Brian Dripps - Angie Dodge murder

Defense attorney James Archibald and Brian Dripps look over documents during the preliminary hearing of Brian Dripps for the murder of Angie Dodge at the Bonneville County Courthouse on Friday, Aug. 23, 2019.

A trial date for the case against Brian Leigh Dripps has been set for June 8, 2021.

Defense Attorney James Archibald said he would need a year to prepare for a trial in Dripps’ case given the seriousness of it.

Dripps is charged with first-degree murder and rape, both punishable with up to life in prison, for the 1996 killing of Angie Dodge. Last week the Bonneville County Prosecutor’s Office filed a notice of intent to seek the death penalty against Dripps.

Archibald filed a request for a second chair to help him represent Dripps, specifically requesting Elisa Massoth from Payette. He also asked for more funding from the county for the case.

Archibald said he also plans to file a motion for a change of venue to Ada County.

District Judge Joel Tingey said he would assign another judge to rule on whether to grant Archibald the extra funding.
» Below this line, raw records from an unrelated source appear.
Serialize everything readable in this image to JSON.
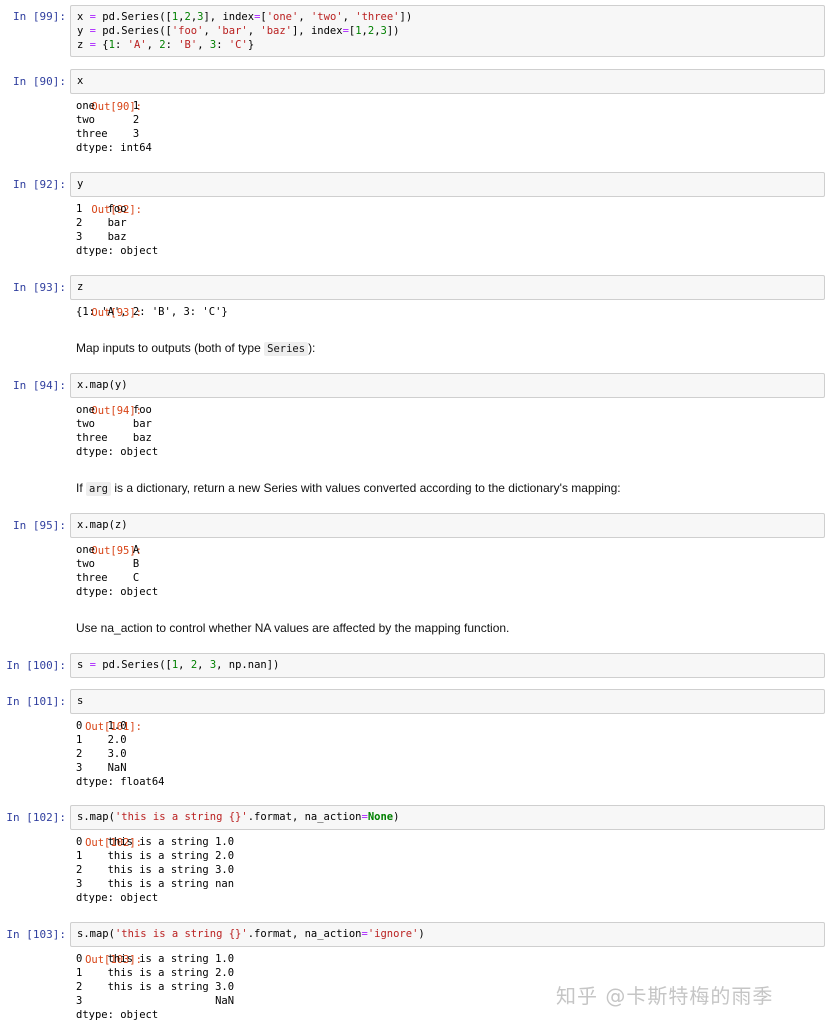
{
  "cells": [
    {
      "in_prompt": "In  [99]:",
      "code_lines": [
        "x = pd.Series([1,2,3], index=['one', 'two', 'three'])",
        "y = pd.Series(['foo', 'bar', 'baz'], index=[1,2,3])",
        "z = {1: 'A', 2: 'B', 3: 'C'}"
      ]
    },
    {
      "in_prompt": "In  [90]:",
      "code": "x",
      "out_prompt": "Out[90]:",
      "output": "one      1\ntwo      2\nthree    3\ndtype: int64"
    },
    {
      "in_prompt": "In  [92]:",
      "code": "y",
      "out_prompt": "Out[92]:",
      "output": "1    foo\n2    bar\n3    baz\ndtype: object"
    },
    {
      "in_prompt": "In  [93]:",
      "code": "z",
      "out_prompt": "Out[93]:",
      "output": "{1: 'A', 2: 'B', 3: 'C'}"
    },
    {
      "in_prompt": "In  [94]:",
      "code": "x.map(y)",
      "out_prompt": "Out[94]:",
      "output": "one      foo\ntwo      bar\nthree    baz\ndtype: object"
    },
    {
      "in_prompt": "In  [95]:",
      "code": "x.map(z)",
      "out_prompt": "Out[95]:",
      "output": "one      A\ntwo      B\nthree    C\ndtype: object"
    },
    {
      "in_prompt": "In  [100]:",
      "code": "s = pd.Series([1, 2, 3, np.nan])"
    },
    {
      "in_prompt": "In  [101]:",
      "code": "s",
      "out_prompt": "Out[101]:",
      "output": "0    1.0\n1    2.0\n2    3.0\n3    NaN\ndtype: float64"
    },
    {
      "in_prompt": "In  [102]:",
      "code": "s.map('this is a string {}'.format, na_action=None)",
      "out_prompt": "Out[102]:",
      "output": "0    this is a string 1.0\n1    this is a string 2.0\n2    this is a string 3.0\n3    this is a string nan\ndtype: object"
    },
    {
      "in_prompt": "In  [103]:",
      "code": "s.map('this is a string {}'.format, na_action='ignore')",
      "out_prompt": "Out[103]:",
      "output": "0    this is a string 1.0\n1    this is a string 2.0\n2    this is a string 3.0\n3                     NaN\ndtype: object"
    }
  ],
  "markdown": {
    "map_inputs_pre": "Map inputs to outputs (both of type ",
    "map_inputs_code": "Series",
    "map_inputs_post": "):",
    "if_arg_pre": "If ",
    "if_arg_code": "arg",
    "if_arg_post": " is a dictionary, return a new Series with values converted according to the dictionary's mapping:",
    "na_action_text": "Use na_action to control whether NA values are affected by the mapping function."
  },
  "watermark": "知乎 @卡斯特梅的雨季"
}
Tingey expressed concerns about Massoth being added to the case but did not say why.

Only two local attorneys are qualified to be second chair on a death penalty case. One of them, John Thomas, cannot represent Dripps because he represented Christopher Tapp, who had been previously convicted of Angie Dodge’s murder before being exonerated in July.

The other local qualified attorney, Manuel Murdoch, is a candidate to be a magistrate judge in Madison County. If made a judge, Murdoch would have to quit the case, requiring the defense to find another second chair and update them on the case.
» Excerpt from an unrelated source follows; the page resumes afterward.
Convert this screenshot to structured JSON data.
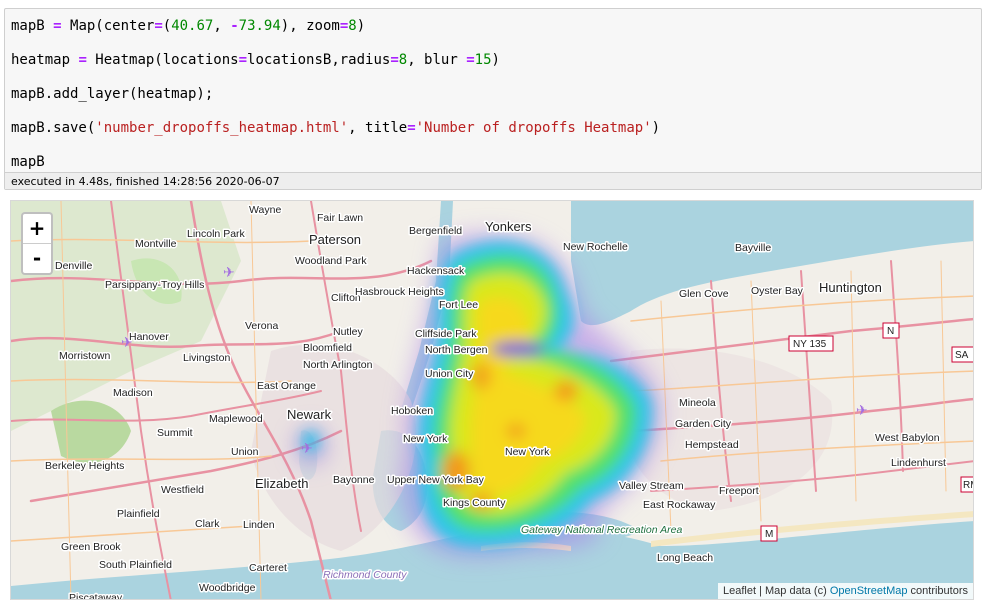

Carol Dodge, Angie’s mother, expressed frustration that the trial date had been pushed so far back. She was ambivalent about the death penalty in Dripps’ case, citing the cost to Bonneville County and the long wait for execution. Death sentences can take decades to be carried out while the court considers appeals.

Carol pointed out she had wanted the death penalty against Tapp when he was convicted in 1998. Tapp was exonerated after Carol advocated for his innocence.

Carol added, however, that Dripps basically gave her daughter the death penalty when he reportedly raped and killed Angie Dodge.

“All I want to know is what the hell happened,” Carol said. “Why did you kill my daughter?”

Carol was also concerned that Archibald wanted to move the case to Boise, saying she was concerned she would not be able to make frequent trips for the case.

Archibald said he plans to file a motion for the court to throw out Dripps’ confession to Idaho Falls Police Department detectives. Dripps admitted to killing Angie Dodge when he was arrested in May. Archibald has argued the detectives did not properly inform Dripps of his Miranda rights before interrogating him, citing a recording that showed one of the detectives told Dripps the Miranda form he signed was a “formality.”